THIS TIME FOR AFRICA!
By Uno Rodriguez
Is there something wrong with African women? Or maybe there are reasons behind this?
In our search for answers, it is wise to dig first into the history of this pageant as well as the cultural background of the people within the Miss International Organization.
Black beauties and the Japanese stereotype
Miss International originated in Long Beach, California, USA in 1960. From 1968 to 1970, Japan hosted this pageant and after a year, from 1972 until present, Japan has been the home-base of this pageant.Are the Japanese the reason why a queen from Africa hasn’t won Miss International yet?
Based on a study, most Japanese stereotype the “blacks” differently. What are their basis?
There are many TV programs which implant bad stereotype of other countries or races. In an article I read few years back, some Japanese people have stereotypical images of black Americans, gleaned from American television and press accounts. Black people are often described like with black skins, dangerous, funny, strong or lazy. We are not trying to say that these descriptions are all true but media can sometimes affect their viewers.
Part of the article had mentioned that a lot of Japanese people believe Japan is a homogeneous nation. That they sometimes do not accept foreigners. There is this belief that because black people look totally different from the Japanese and they don’t speak Japanese well, it is assumed that they are disliked.
So from there, can we formulate that because most judges at the finals of Miss International are Japanese, then no black woman of African heritage may win?
Actually, it is a wrong notion. There are quite a few young Japanese who love the black culture, be it like hip-hop, dances or clothing style. Japanese even go to some hiyake salon to burn their skins. Why? Because they want to look like black people. So there is this rising trend among Japanese that revere the black culture to the point of imitation. There should not be any issue about Japanese being racist against black people just because they have not crowned any African woman yet.

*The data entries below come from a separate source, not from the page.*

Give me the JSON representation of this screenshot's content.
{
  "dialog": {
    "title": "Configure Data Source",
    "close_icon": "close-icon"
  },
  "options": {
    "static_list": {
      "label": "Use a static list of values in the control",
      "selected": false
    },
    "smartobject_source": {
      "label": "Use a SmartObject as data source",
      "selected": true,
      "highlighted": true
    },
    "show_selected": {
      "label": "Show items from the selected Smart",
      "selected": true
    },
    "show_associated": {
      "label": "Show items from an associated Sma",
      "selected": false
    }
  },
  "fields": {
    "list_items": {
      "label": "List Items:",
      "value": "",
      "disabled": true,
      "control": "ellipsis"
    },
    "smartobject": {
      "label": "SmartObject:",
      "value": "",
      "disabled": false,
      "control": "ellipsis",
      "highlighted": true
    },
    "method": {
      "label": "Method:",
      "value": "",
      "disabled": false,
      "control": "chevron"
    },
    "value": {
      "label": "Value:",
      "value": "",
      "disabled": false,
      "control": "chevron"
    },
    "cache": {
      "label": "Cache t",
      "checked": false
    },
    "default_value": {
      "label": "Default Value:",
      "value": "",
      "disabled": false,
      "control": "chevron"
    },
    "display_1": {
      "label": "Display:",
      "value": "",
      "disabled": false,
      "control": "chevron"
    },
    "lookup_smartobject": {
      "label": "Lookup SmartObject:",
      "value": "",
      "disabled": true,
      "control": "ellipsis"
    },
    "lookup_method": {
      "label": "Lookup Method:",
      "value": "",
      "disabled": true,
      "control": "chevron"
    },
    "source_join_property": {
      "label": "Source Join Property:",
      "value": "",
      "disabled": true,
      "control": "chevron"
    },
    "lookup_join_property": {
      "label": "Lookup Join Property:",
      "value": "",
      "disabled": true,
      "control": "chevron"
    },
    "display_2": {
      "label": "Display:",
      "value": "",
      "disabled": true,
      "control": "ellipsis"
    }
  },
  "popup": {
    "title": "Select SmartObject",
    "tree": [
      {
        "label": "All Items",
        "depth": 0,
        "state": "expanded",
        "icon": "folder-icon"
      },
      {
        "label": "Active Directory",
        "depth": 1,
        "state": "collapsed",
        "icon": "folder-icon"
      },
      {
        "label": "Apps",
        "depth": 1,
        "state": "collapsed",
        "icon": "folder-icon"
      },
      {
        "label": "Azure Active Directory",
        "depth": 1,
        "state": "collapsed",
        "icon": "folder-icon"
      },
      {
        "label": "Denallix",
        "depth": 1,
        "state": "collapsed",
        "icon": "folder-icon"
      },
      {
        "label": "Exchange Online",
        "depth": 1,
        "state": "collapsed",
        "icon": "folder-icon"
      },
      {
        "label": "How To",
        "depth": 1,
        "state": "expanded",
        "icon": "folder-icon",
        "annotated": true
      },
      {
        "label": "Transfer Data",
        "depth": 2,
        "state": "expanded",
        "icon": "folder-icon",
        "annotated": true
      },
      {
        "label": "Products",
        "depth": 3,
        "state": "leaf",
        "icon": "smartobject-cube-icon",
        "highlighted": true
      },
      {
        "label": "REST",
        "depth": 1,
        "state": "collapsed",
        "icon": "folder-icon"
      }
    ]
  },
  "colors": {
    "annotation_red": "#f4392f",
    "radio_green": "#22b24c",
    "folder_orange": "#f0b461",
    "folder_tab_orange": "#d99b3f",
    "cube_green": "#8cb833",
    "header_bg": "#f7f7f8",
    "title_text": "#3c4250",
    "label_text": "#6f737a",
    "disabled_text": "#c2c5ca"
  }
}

Africa at Miss International
To date, since it’s participation in 2012, Gabon is the only African country who is consistent in sending a delegate. They are even sending their national winner to compete. The best placement of Africa at Miss International was in 1996, courtesy of Ibticem Lahmar from Tunisia. The last time that a black African had placed as a semifinalist in Miss International was in 2012, courtesy of Paulina Malulu from Namibia.
Black winners at BIG4 pageants
In a monumental year, debuting at Miss Universe, a “Black to Black” crowning happened. This time for the first time, a black queen from Africa was hailed Miss Universe 1999 through Botswana’s Mpule Kwelagobe. In 2011, Angola’s Leila Lopez won Miss Universe, thus becoming the second black African to win the Miss Universe crown.

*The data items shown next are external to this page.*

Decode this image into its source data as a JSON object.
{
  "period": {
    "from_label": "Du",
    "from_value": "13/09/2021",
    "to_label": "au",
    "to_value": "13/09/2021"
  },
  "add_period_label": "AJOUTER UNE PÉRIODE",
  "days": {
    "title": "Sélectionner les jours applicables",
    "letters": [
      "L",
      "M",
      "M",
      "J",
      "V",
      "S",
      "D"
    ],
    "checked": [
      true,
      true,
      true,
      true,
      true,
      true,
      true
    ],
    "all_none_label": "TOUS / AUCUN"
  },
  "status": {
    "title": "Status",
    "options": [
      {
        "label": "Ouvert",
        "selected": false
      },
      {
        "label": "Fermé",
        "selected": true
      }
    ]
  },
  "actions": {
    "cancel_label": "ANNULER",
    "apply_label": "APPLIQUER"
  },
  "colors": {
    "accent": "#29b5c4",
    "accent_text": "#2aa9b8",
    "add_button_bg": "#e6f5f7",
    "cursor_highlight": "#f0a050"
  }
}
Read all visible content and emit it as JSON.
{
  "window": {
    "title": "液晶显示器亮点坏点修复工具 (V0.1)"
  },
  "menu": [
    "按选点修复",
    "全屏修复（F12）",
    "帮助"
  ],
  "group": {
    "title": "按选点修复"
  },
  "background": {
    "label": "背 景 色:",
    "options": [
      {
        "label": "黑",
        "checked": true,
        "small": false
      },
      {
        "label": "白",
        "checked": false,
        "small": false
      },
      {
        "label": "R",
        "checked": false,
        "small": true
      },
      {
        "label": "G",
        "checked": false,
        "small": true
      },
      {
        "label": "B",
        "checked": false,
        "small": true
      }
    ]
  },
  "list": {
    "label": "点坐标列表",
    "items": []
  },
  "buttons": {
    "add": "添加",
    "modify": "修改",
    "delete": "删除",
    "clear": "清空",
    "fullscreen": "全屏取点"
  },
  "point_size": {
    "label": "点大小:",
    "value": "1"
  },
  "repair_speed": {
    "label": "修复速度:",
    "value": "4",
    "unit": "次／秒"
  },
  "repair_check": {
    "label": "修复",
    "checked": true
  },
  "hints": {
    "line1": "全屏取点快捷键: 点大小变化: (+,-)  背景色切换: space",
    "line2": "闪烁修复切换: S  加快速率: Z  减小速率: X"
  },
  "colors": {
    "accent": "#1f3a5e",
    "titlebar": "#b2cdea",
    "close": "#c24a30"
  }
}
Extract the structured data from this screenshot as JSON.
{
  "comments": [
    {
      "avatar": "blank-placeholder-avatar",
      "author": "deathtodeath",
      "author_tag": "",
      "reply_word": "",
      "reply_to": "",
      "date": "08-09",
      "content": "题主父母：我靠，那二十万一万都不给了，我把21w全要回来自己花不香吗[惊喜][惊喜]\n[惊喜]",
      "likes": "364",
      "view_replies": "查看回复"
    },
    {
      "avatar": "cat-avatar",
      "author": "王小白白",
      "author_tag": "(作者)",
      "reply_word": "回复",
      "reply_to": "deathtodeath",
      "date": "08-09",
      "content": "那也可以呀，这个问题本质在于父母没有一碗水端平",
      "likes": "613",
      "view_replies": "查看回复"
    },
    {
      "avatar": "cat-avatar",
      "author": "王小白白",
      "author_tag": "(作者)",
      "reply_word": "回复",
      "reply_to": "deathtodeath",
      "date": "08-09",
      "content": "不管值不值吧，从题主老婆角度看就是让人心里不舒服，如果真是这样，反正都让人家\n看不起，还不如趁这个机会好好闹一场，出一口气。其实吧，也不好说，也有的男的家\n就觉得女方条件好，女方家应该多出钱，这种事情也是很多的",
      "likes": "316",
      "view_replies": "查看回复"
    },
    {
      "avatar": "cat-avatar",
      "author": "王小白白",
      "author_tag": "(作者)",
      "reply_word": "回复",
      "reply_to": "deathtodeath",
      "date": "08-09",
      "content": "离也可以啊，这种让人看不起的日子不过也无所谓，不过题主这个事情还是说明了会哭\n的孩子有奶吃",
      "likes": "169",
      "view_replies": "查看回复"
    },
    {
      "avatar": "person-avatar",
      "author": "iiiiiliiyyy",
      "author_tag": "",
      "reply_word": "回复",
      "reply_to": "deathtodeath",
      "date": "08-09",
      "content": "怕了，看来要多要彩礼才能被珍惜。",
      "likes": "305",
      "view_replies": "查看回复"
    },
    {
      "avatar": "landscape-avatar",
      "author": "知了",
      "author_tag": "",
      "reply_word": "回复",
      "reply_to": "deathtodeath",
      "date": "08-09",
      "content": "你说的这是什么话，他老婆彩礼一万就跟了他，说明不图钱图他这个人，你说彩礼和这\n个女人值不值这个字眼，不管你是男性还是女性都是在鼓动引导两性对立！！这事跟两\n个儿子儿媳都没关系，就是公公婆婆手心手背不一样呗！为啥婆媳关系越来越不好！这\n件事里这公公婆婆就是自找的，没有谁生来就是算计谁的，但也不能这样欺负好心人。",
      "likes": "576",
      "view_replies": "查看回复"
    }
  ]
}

Dating back from 1954, Egypt was crowned as the 4th Miss World winner. It was followed by South Africa in 1958 with Penelope Anne Coelen. But the first woman of color to ever won Miss World was in 1970 when Jennifer Hosten of Grenada ousted a black woman from South Africa, Pearl Jansen. In 1973 when Miss USA Helen Morgan resigned, South Africa’s Anneline Kriel assumed the title. Another win for Africa but, she was not black.

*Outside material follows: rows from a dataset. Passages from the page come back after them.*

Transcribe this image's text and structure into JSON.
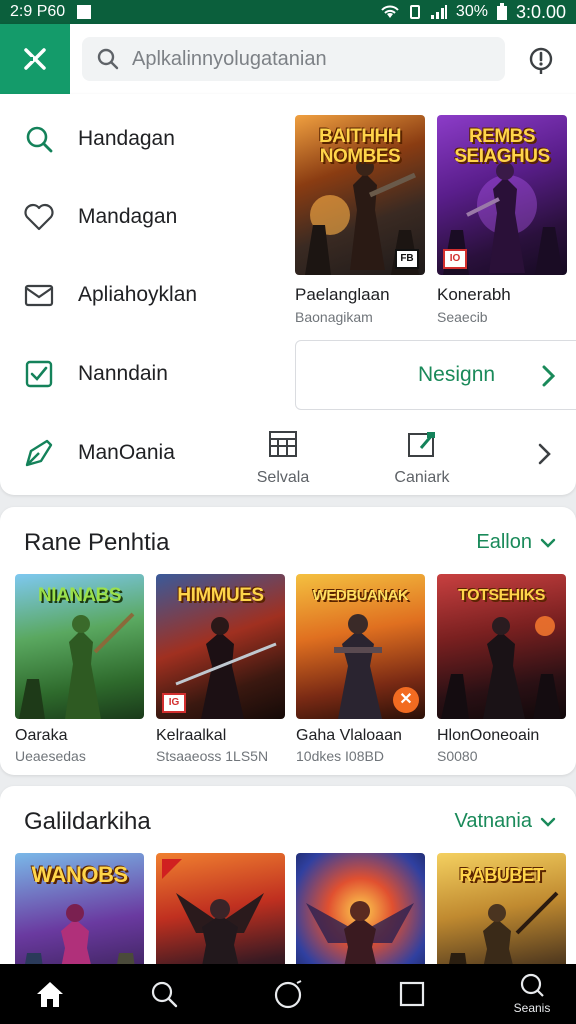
{
  "status_bar": {
    "time_left": "2:9 P60",
    "battery": "30%",
    "time_right": "3:0.00"
  },
  "search": {
    "placeholder": "Aplkalinnyolugatanian"
  },
  "icons": {
    "menu": "close-x-icon",
    "search": "search-icon",
    "alert": "alert-pin-icon",
    "nav": [
      "search-icon",
      "heart-icon",
      "mail-icon",
      "checkbox-icon",
      "tag-icon"
    ],
    "quick": [
      "grid-calendar-icon",
      "edit-card-icon"
    ],
    "bottom": [
      "home-icon",
      "search-icon",
      "circle-home-icon",
      "square-recents-icon",
      "search-icon"
    ]
  },
  "nav_menu": {
    "items": [
      {
        "label": "Handagan"
      },
      {
        "label": "Mandagan"
      },
      {
        "label": "Apliahoyklan"
      },
      {
        "label": "Nanndain"
      },
      {
        "label": "ManOania"
      }
    ]
  },
  "featured": [
    {
      "art_title": "BAITHHH NOMBES",
      "name": "Paelanglaan",
      "sub": "Baonagikam",
      "badge": "FB"
    },
    {
      "art_title": "REMBS SEIAGHUS",
      "name": "Konerabh",
      "sub": "Seaecib",
      "badge": "IO"
    }
  ],
  "promo": {
    "label": "Nesignn"
  },
  "quick_actions": [
    {
      "label": "Selvala"
    },
    {
      "label": "Caniark"
    }
  ],
  "section1": {
    "title": "Rane Penhtia",
    "more": "Eallon",
    "games": [
      {
        "art_title": "NIANABS",
        "name": "Oaraka",
        "sub": "Ueaesedas"
      },
      {
        "art_title": "HIMMUES",
        "name": "Kelraalkal",
        "sub": "Stsaaeoss 1LS5N",
        "badge": "IG"
      },
      {
        "art_title": "WEDBUANAK",
        "name": "Gaha Vlaloaan",
        "sub": "10dkes I08BD",
        "badge_symbol": "✕"
      },
      {
        "art_title": "TOTSEHIKS",
        "name": "HlonOoneoain",
        "sub": "S0080"
      }
    ]
  },
  "section2": {
    "title": "Galildarkiha",
    "more": "Vatnania",
    "games": [
      {
        "art_title": "WANOBS"
      },
      {
        "art_title": ""
      },
      {
        "art_title": ""
      },
      {
        "art_title": "RABUBET"
      }
    ]
  },
  "bottom_nav": {
    "last_label": "Seanis"
  },
  "colors": {
    "status_bar": "#0b5f3c",
    "accent": "#149b6a",
    "accent_text": "#1a8a5a"
  }
}
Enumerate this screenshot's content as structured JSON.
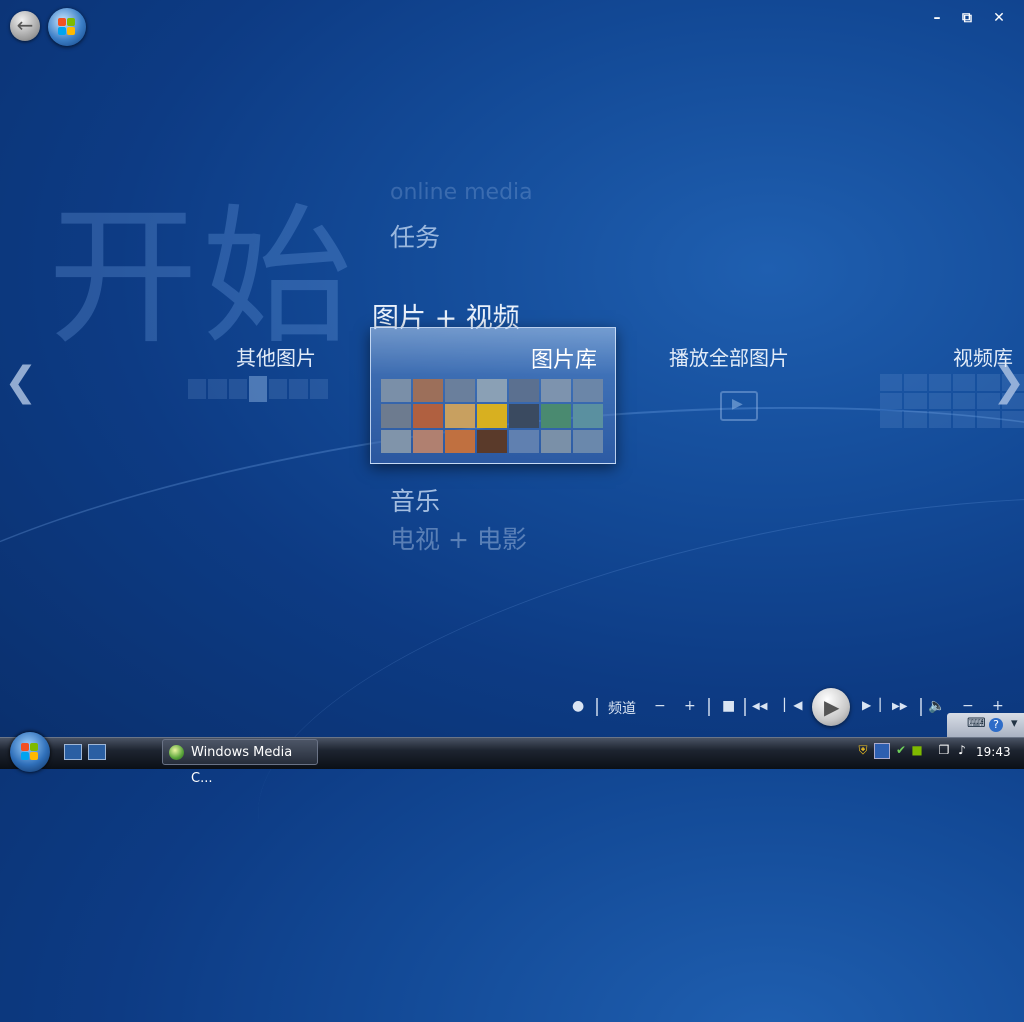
{
  "window": {
    "minimize_glyph": "–",
    "restore_glyph": "⧉",
    "close_glyph": "✕"
  },
  "header": {
    "back_icon": "back-arrow-icon",
    "logo_icon": "windows-start-orb-icon"
  },
  "page": {
    "title": "开始"
  },
  "menu": {
    "above_ghost": "online media",
    "tasks": "任务",
    "current": "图片 + 视频",
    "music": "音乐",
    "tv": "电视 + 电影"
  },
  "strip": {
    "items": [
      {
        "label": "其他图片"
      },
      {
        "label": "图片库",
        "selected": true
      },
      {
        "label": "播放全部图片"
      },
      {
        "label": "视频库"
      }
    ],
    "prev_glyph": "❮",
    "next_glyph": "❯"
  },
  "transport": {
    "record_glyph": "●",
    "channel_label": "频道",
    "ch_minus": "−",
    "ch_plus": "+",
    "stop_glyph": "■",
    "rewind_glyph": "◀◀",
    "prev_glyph": "▏◀",
    "play_glyph": "▶",
    "next_glyph": "▶▕",
    "ffwd_glyph": "▶▶",
    "mute_glyph": "🔈",
    "vol_minus": "−",
    "vol_plus": "+"
  },
  "mini_bar": {
    "keyboard_glyph": "⌨",
    "help_glyph": "?",
    "menu_glyph": "▾"
  },
  "taskbar": {
    "task_label": "Windows Media C...",
    "clock": "19:43"
  },
  "colors": {
    "background": "#0d3b84",
    "accent": "#1f5fb0",
    "taskbar": "#1d2430"
  }
}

Other notable women of color who won Miss World are Giselle Laronde of Trinidad and Tobago (1986) and Lisa Hanna of Jamaica (1993). It took a while before Miss World finally crowned a black woman from Africa and it only happened in 2001 when Agbani Darego won the crown for Nigeria.
Do you think Miss International should crown a black African woman so that it can attract many African countries who are discouraged to join? Or crown Miss Egypt who represents the light colored women of Africa? Will it motivate the African countries to consider Miss International as a serious pageant with it’s relevant mission, vision and purpose?
In the second year of Miss Earth, after the dethronement of Džejla Glavović from Bosnia & Herzegovina, Kenya’s Winfred Omwakwe assumed the title, and is still recognized as the official Miss Earth 2002 queen. This year, the 14-year-old pageant has fourteen (14) African countries expected to compete in Manila on November 29th. They are Botswana, Egypt, Gabon, Ghana, Kenya, Madagascar, Mauritius, Namibia, Nigeria, Réunion Island, South Africa, Tanzania, Zambia and Zimbabwe.
Is it time for Miss International to market and penetrate the African region by crowning either Egypt, Gabon, Mauritius, or Zambia this year? Well, only time can tell.